Among the saddest moments in the life of an individual or a group of people is when they are being discriminated against and negatively tagged for crimes they have not committed.
In particular, the situation becomes more depressing when they have no voice to speak for them in order to prove their innocence.
The above synopsis depicts the state of the residents of Boffa Bayotte, a forest fringe community in Basse-Casamance in the Niassia district of the Zinguinchor region of Senegal who have been wrongly accused of killing some 14 people who went into the Bayyotte Forest to fetch firewood.
Residents claim they are completely innocent of the heinous crime that was committed by people suspected to be members of the Senegalese separatist group, Movement of Democratic Forces of Casamance (MFDC).
On January 6. 2018 some people who went to fetch firewood in the Boffa Bayotte forest south of Ziguinchor were brutally attacked.
During the attack on that despondent day, 14 deaths were recorded, Seven were wounded and three people managed to escape unharmed.
The residents of Boffa Bayyotte believe that the massacre of 14 wood fetchers which took place that day was an arranged ambush because the people were grouped together, laid on the ground, and savagely executed.
Five years down the line, the people of Boffa Bayotte are suffering identity discrimination as a result of the massacre even as they consistently deny involvement in the crime.’
During a field trip to the community by Journalists from Senegal, Ghana, and Sierra Leone under the Engaging Media and Minorities to Act for Peacebuilding ( EMMAP) Project, the Chief of Boffa Bayotte, Edouard Dasylva speaking through an interpreter bemoaned that they are being victimized for a crime they did not commit and they are living with it because they do not have a voice to speak for them.
Edouard Dasylva is the Chief of Boffa Bayotte
Chief Dasylva told the journalists, “What happened created some kind of discrimination against the people of Boffa Bayotte, when you take your Identity Card and people see that you are from Boffa, they see you as someone who kills people and God knows that we are not guilty of the crime we are being accused of.”
According to him, the systemic discrimination being meted out to the people of Boffa Bayyote is encumbering their equal access to employment and some other economic benefits.

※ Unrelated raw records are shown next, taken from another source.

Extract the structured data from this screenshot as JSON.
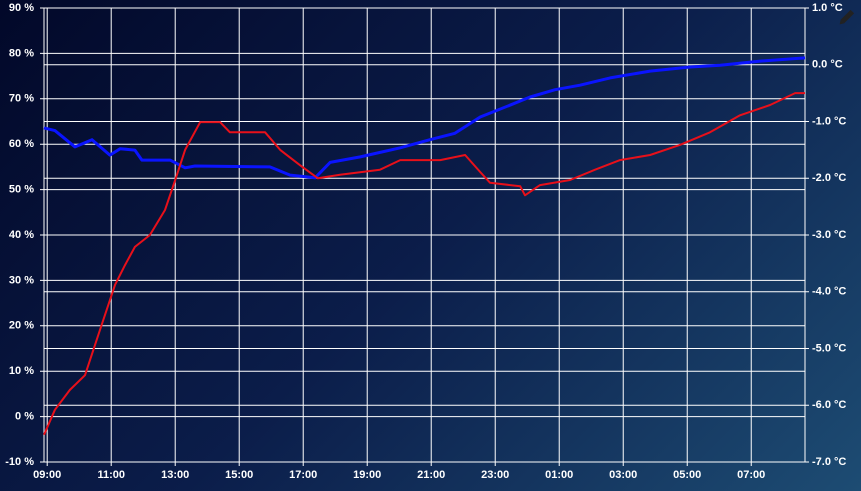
{
  "chart_data": {
    "type": "line",
    "xlim": [
      8.9,
      32.68
    ],
    "xticks": [
      {
        "value": 9,
        "label": "09:00"
      },
      {
        "value": 11,
        "label": "11:00"
      },
      {
        "value": 13,
        "label": "13:00"
      },
      {
        "value": 15,
        "label": "15:00"
      },
      {
        "value": 17,
        "label": "17:00"
      },
      {
        "value": 19,
        "label": "19:00"
      },
      {
        "value": 21,
        "label": "21:00"
      },
      {
        "value": 23,
        "label": "23:00"
      },
      {
        "value": 25,
        "label": "01:00"
      },
      {
        "value": 27,
        "label": "03:00"
      },
      {
        "value": 29,
        "label": "05:00"
      },
      {
        "value": 31,
        "label": "07:00"
      }
    ],
    "ylim": [
      -10,
      90
    ],
    "yticks": [
      {
        "value": 90,
        "label": "90 %"
      },
      {
        "value": 80,
        "label": "80 %"
      },
      {
        "value": 70,
        "label": "70 %"
      },
      {
        "value": 60,
        "label": "60 %"
      },
      {
        "value": 50,
        "label": "50 %"
      },
      {
        "value": 40,
        "label": "40 %"
      },
      {
        "value": 30,
        "label": "30 %"
      },
      {
        "value": 20,
        "label": "20 %"
      },
      {
        "value": 10,
        "label": "10 %"
      },
      {
        "value": 0,
        "label": "0 %"
      },
      {
        "value": -10,
        "label": "-10 %"
      }
    ],
    "y2lim": [
      -7,
      1
    ],
    "y2ticks": [
      {
        "value": 1,
        "label": "1.0 °C"
      },
      {
        "value": 0,
        "label": "0.0 °C"
      },
      {
        "value": -1,
        "label": "-1.0 °C"
      },
      {
        "value": -2,
        "label": "-2.0 °C"
      },
      {
        "value": -3,
        "label": "-3.0 °C"
      },
      {
        "value": -4,
        "label": "-4.0 °C"
      },
      {
        "value": -5,
        "label": "-5.0 °C"
      },
      {
        "value": -6,
        "label": "-6.0 °C"
      },
      {
        "value": -7,
        "label": "-7.0 °C"
      }
    ],
    "grid": true,
    "series": [
      {
        "color": "#0a14ff",
        "axis": "y",
        "x": [
          8.9,
          9.24,
          9.87,
          10.4,
          10.96,
          11.28,
          11.74,
          11.96,
          12.84,
          13.31,
          13.62,
          15.96,
          16.59,
          17.37,
          17.84,
          18.78,
          20.03,
          20.96,
          21.74,
          22.53,
          23.46,
          24.09,
          24.87,
          25.65,
          26.59,
          27.84,
          29.09,
          30.03,
          31.28,
          32.68
        ],
        "values": [
          63.6,
          63,
          59.4,
          61,
          57.6,
          59,
          58.7,
          56.5,
          56.5,
          54.8,
          55.2,
          55,
          53.2,
          52.6,
          56,
          57.2,
          59.2,
          61,
          62.4,
          66,
          68.6,
          70.4,
          72,
          73,
          74.6,
          76.1,
          77,
          77.4,
          78.3,
          79
        ]
      },
      {
        "color": "#e8101a",
        "axis": "y2",
        "x": [
          8.9,
          9.24,
          9.71,
          10.18,
          10.65,
          11.12,
          11.43,
          11.74,
          12.21,
          12.68,
          13.0,
          13.31,
          13.78,
          14.4,
          14.71,
          15.81,
          16.28,
          16.9,
          17.46,
          18.15,
          19.4,
          20.03,
          21.28,
          22.06,
          22.53,
          22.84,
          23.78,
          23.93,
          24.4,
          25.34,
          26.12,
          26.9,
          27.84,
          28.78,
          29.71,
          30.65,
          31.59,
          32.37,
          32.68
        ],
        "values": [
          -6.52,
          -6.08,
          -5.73,
          -5.47,
          -4.67,
          -3.88,
          -3.53,
          -3.21,
          -3.0,
          -2.56,
          -2.03,
          -1.5,
          -1.01,
          -1.01,
          -1.19,
          -1.19,
          -1.5,
          -1.77,
          -2.0,
          -1.94,
          -1.85,
          -1.68,
          -1.68,
          -1.59,
          -1.89,
          -2.08,
          -2.14,
          -2.3,
          -2.12,
          -2.03,
          -1.85,
          -1.68,
          -1.59,
          -1.41,
          -1.19,
          -0.89,
          -0.71,
          -0.5,
          -0.5
        ]
      }
    ]
  }
}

He added, “Because what happened, we are not aware and I know that none of my people was involved in committing that crime. So we don’t know what happened; but we’re being victimized, it is really difficult for us. We need the voice to clear ourselves but we do not have the voice.”
Asked whether they have been able to identify the perpetrators of the crime, Chief Dasylva could not give adequate information to the journalists on whether or not justice has been served.

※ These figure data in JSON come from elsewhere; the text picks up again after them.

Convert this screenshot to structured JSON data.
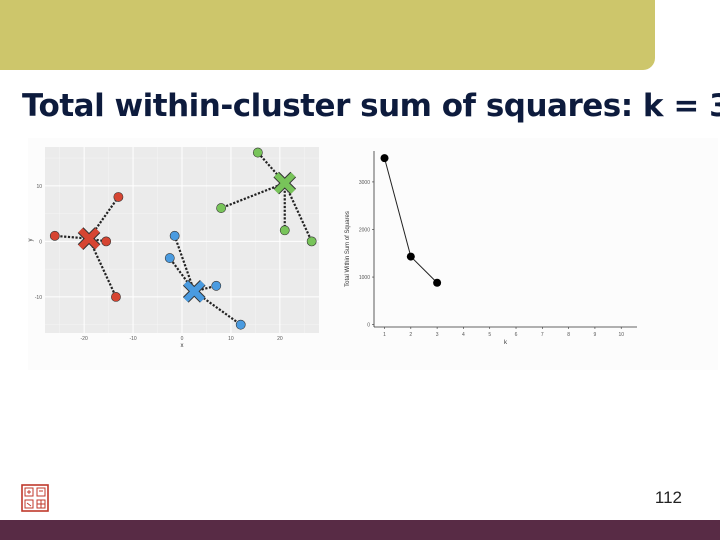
{
  "slide": {
    "title": "Total within-cluster sum of squares: k = 3",
    "page_number": "112",
    "colors": {
      "top_bar": "#cdc66b",
      "bottom_bar": "#582b45",
      "title": "#0d1b3d",
      "cluster_red": "#d64532",
      "cluster_blue": "#4a9be0",
      "cluster_green": "#78c45a"
    }
  },
  "chart_data": [
    {
      "type": "scatter",
      "xlabel": "x",
      "ylabel": "y",
      "xlim": [
        -28,
        28
      ],
      "ylim": [
        -16.5,
        17
      ],
      "x_ticks": [
        -20,
        -10,
        0,
        10,
        20
      ],
      "y_ticks": [
        -10,
        0,
        10
      ],
      "grid": true,
      "clusters": [
        {
          "color": "#d64532",
          "centroid": [
            -19,
            0.5
          ],
          "points": [
            [
              -26,
              1
            ],
            [
              -13,
              8
            ],
            [
              -15.5,
              0
            ],
            [
              -13.5,
              -10
            ]
          ]
        },
        {
          "color": "#4a9be0",
          "centroid": [
            2.5,
            -9
          ],
          "points": [
            [
              -1.5,
              1
            ],
            [
              -2.5,
              -3
            ],
            [
              7,
              -8
            ],
            [
              12,
              -15
            ]
          ]
        },
        {
          "color": "#78c45a",
          "centroid": [
            21,
            10.5
          ],
          "points": [
            [
              15.5,
              16
            ],
            [
              8,
              6
            ],
            [
              21,
              2
            ],
            [
              26.5,
              0
            ]
          ]
        }
      ]
    },
    {
      "type": "line",
      "xlabel": "k",
      "ylabel": "Total Within Sum of Squares",
      "x": [
        1,
        2,
        3
      ],
      "y": [
        3500,
        1430,
        880
      ],
      "xlim": [
        0.6,
        10.6
      ],
      "ylim": [
        -50,
        3650
      ],
      "x_ticks": [
        1,
        2,
        3,
        4,
        5,
        6,
        7,
        8,
        9,
        10
      ],
      "y_ticks": [
        0,
        1000,
        2000,
        3000
      ],
      "grid": false
    }
  ]
}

But, Mr Ibrahima Gassama, a veteran Journalist in Senegal informed the reporters that some arrests were made and that prosecution had taken place.
Public Agenda’s independent research indicates that the perpetrators of the 6th January crime in the Boffa Bayotte forest were indeed prosecuted and convicted.
Public Agenda’s research shows that the High Court of Ziguinchor sentenced three people to life imprisonment on Monday. June 13, 2022, for their involvement in the Boffa Bayotte forest massacre.
According to https://www.tellerreport.com/news/ on Monday, June 13, 2022, rebel leader César Atoute Badiate, journalist René Bassène, and Oumar Ampoï Bodian, presented as members of the independence movement MFDC, were sentenced to life imprisonment by the Senegalese courts.
Except for Mr. Badiata, who was tried in absentia and remains under an arrest warrant, the other convicts therefore remain in detention.
The three men were prosecuted on 14 counts including criminal association, participation in an insurrectionary movement, and complicity in assassination.
Two other defendants in the case received a six-month suspended prison sentence for possession of weapons without authorization.
The other ten were acquitted.
During the trial, the prosecutor had requested life imprisonment for eleven of the defendants.
To justify its decision, the prosecution considered that the assassination of the woodcutters in Boffa Bayotte was a planned, mature, and thoughtful act.
Journalists from Ghana, Senegal and Sierra Leone interact with Chief Edouard Dasylva
The field trip was put together by Fahamu Africa, a Pan -African organization in partnership with the Minority Right Group International (MRGI), MRCG, Sierra Leone, MPEC- Ghana with Financial support from the European Union.
It formed part of a project dubbed, “Engaging Media and Minorities to Act for peacebuilding (EMMAP). The project aims to raise public awareness of the interconnections between minority issues, Community tensions, and conflicts to help build and consolidate sustainable peace in Africa.